Marines


Je vous écris ceci un peu pêle-mêle, un peu au hasard. Rendez-vous compte de l'état de mon esprit dans la solitude splendide où je vis, comme perché à la pointe d'une roche, ayant toutes les grandes écumes des vagues et toutes les grandes nuées du ciel sous ma fenêtre. J'habite dans cet immense rêve de l'océan, je deviens peu à peu un somnambule de la mer, et, devant tous ces prodigieux spectacles et toute cette énorme pensée vivante où je m'abîme, je finis par ne plus être qu'une espèce de témoin de Dieu.

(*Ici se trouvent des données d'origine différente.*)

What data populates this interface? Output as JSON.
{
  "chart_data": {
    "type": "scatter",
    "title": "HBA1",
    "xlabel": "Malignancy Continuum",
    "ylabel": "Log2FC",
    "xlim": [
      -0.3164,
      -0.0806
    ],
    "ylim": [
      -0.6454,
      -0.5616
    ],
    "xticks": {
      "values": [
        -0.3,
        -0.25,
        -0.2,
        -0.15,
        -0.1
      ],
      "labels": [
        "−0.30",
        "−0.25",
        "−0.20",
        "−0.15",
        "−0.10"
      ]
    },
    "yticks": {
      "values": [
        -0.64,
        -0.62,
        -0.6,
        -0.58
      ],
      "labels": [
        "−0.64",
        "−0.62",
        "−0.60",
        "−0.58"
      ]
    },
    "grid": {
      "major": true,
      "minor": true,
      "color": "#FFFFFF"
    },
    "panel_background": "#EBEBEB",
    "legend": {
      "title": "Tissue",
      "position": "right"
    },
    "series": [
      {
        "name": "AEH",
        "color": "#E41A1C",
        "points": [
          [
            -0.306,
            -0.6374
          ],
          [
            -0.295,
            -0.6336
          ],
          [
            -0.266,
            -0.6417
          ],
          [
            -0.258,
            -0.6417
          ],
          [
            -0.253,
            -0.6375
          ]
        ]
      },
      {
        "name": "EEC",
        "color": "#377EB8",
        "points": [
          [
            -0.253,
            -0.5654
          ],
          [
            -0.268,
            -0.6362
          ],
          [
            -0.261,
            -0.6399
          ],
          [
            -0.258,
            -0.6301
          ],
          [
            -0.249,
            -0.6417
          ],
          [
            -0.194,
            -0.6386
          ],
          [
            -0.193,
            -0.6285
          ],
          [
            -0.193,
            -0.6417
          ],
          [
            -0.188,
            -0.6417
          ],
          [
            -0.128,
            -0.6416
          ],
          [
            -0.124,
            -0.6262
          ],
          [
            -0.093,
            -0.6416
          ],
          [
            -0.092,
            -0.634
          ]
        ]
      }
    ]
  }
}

C'est de cette éternelle contemplation que je m'éveille pour vous écrire.

Lettre à Franz Stevens, 10 avril 1856
   


   
 

Le ciel et la mer, indéterminés et chaotiques, où les lignes et les couleurs s'effacent sous les mouvements des vents et des vagues, sont un spectacle dont Victor Hugo ne se lasse pas. Tout comme les cieux tourmentés, le flux incessant de l'écume, les cimes nébuleuses de montagnes embrumées, le spectacle de l'infini est une source permanente d'inspiration.

 

 

Un source d'inspiration


Dès les premiers voyages, le spectacle de la mer fascine Victor Hugo. Mais c'est l'exil à Jersey puis à Guernesey qui va lui procurer sa véritable rencontre avec l'océan. Tempêtes et naufrages, univers sous-marin, rudesse de la vie des gens de mer, mouvement des vagues et leur murmure qui ressemble à des voix : c'est tout cela que contemple le poète. De là naissent poèmes et romans, des "Pauvres gens" à "Pleine mer" ; de l'univers fantastique des Travailleurs de la mer aux scènes de naufrages dans L'Homme qui rit ou Quatrevingt-treize, et nombre de dessins : tantôt sombres compositions où ciel, terre et océan s'abolissent dans un noir profond, où brouillards, flocons d'écume sont suggérés par des rehauts de gouache blanche, tantôt lavis d'encre traduisant la transparence de l'océan et la dynamique du vent et des vagues. Après l'exil, la mer reste source d'inspiration : "J'ai eu deux affaires dans ma vie, Paris et l'océan", dira-t-il en 1872.